# WTF Hoover Dam



## yukonjack (May 22, 2005)

Early reports saying it was a transformer explosion.


----------



## BenSlaughter (Jun 16, 2017)

That was my guess...


----------



## ChillyH20WV (Jul 5, 2005)

yukonjack said:


> Early reports saying it was a transformer explosion.


Yep more of a fire than anything. No monkey wrenching to see here folks


----------



## hysideguy67 (Jul 15, 2021)

Does a transformer explosion produce black smoke?
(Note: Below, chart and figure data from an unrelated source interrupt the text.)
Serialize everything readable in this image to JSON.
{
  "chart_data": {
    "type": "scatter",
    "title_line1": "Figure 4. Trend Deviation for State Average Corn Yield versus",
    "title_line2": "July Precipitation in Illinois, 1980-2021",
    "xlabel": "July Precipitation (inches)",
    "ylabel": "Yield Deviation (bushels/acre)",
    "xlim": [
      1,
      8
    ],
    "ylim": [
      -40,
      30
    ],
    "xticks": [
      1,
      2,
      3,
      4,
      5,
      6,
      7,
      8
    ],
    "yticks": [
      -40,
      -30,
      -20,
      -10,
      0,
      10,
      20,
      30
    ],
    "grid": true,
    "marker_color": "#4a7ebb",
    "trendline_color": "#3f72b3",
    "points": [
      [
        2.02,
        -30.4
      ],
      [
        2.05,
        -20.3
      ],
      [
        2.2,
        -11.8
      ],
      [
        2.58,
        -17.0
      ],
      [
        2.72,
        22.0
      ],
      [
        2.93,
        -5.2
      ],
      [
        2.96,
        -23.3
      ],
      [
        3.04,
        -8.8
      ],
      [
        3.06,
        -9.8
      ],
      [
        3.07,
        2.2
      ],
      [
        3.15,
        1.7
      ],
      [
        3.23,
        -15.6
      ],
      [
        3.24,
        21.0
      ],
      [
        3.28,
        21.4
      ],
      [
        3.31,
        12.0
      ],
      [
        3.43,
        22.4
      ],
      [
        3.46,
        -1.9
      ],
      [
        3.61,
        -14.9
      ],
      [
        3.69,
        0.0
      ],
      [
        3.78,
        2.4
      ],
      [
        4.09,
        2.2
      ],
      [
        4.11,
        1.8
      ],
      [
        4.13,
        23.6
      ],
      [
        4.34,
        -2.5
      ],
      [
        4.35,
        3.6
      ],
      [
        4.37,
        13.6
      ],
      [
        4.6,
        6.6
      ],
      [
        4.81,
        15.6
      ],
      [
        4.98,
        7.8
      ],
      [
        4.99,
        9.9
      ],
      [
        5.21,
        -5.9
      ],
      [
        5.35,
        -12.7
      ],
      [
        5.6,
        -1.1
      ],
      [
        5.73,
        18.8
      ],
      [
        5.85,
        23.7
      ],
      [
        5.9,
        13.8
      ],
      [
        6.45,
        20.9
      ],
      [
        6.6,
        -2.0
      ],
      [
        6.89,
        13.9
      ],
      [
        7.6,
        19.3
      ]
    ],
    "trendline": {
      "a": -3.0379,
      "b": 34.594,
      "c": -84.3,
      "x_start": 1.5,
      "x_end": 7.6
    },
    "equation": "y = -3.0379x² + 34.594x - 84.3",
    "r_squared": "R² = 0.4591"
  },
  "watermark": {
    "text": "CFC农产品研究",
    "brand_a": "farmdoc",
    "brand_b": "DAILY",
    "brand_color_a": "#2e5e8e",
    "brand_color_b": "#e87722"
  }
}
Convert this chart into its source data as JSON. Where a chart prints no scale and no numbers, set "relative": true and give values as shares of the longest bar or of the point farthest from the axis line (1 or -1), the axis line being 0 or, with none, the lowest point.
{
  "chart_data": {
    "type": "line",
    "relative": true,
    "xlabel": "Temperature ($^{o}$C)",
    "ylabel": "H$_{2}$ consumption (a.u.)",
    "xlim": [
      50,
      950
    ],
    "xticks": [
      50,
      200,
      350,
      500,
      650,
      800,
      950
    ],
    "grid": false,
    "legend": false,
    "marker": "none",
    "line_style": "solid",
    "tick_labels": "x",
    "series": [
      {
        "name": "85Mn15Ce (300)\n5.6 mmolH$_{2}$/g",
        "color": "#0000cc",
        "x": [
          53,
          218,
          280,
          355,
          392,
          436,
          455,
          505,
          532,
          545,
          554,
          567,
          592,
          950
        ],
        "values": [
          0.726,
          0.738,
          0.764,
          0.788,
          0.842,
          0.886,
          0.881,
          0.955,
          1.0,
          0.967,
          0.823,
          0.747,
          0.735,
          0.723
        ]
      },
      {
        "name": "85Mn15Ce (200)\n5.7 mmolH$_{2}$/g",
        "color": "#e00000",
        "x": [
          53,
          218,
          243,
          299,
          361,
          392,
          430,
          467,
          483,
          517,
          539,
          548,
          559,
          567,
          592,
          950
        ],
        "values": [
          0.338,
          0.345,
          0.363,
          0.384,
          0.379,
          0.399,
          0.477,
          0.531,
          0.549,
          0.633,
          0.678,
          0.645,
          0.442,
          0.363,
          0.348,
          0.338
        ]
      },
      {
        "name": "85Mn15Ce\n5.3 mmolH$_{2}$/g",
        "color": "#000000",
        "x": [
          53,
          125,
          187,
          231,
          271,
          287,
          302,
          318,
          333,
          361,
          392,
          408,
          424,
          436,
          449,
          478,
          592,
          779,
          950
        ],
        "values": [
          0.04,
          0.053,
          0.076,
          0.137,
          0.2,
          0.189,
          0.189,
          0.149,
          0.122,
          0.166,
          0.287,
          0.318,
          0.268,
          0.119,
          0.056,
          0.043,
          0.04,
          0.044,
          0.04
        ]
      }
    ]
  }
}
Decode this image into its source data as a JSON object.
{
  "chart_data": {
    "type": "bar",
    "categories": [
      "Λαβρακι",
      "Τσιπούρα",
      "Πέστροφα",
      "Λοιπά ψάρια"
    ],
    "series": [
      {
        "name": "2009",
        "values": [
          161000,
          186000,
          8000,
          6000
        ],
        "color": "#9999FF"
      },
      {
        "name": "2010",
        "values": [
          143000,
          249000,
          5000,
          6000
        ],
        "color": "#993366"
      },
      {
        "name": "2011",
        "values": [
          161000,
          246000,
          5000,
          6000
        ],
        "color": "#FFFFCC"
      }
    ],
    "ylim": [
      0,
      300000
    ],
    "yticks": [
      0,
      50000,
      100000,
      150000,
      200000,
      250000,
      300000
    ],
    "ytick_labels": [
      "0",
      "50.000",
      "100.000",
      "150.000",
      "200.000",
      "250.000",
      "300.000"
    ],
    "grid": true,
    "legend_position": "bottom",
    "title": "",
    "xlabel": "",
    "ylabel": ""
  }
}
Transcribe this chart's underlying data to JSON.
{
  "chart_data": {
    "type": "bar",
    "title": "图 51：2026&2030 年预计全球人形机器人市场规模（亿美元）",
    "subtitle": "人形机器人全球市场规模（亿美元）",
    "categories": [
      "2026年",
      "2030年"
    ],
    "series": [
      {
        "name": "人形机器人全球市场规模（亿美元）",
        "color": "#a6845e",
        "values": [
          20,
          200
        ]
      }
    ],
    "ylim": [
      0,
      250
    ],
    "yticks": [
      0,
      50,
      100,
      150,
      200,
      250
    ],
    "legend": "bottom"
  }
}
Don't know, just curious


----------



## BreckenridgeBear (Jan 15, 2021)

See it: Massive explosion rocks Hoover Dam


Officials said there were no injuries following the fire on Tuesday in the turbine house of the massive power-generating dam, which supplies electricity to parts of three states.




www.dailymail.co.uk


----------



## John the welder (May 2, 2009)

Yes, they are full of mineral oil.


----------



## hysideguy67 (Jul 15, 2021)

John the welder said:


> Yes, they are full of mineral oil.


Thank you


----------



## vozproto (Aug 9, 2021)

yukonjack said:


> Early reports saying it was a transformer explosion.


 Damn Decepticons.


----------



## hooligan shmulligan (Jan 31, 2020)

"massive" no wonder no one trusts the news these days. The click bait sensationalized head lines are getting old.


----------



## John the welder (May 2, 2009)

hooligan shmulligan said:


> "massive" no wonder no one trusts the news these days. The click bait sensationalized head lines are getting old.


The wall between the transformers is there in case one blows up, the other is protected.


----------



## John the welder (May 2, 2009)

If that transformer blew, it would be massive!


----------



## westwatercuban (May 19, 2021)

Yep John is right. The mineral oil is an insulator and a cooling agent.


----------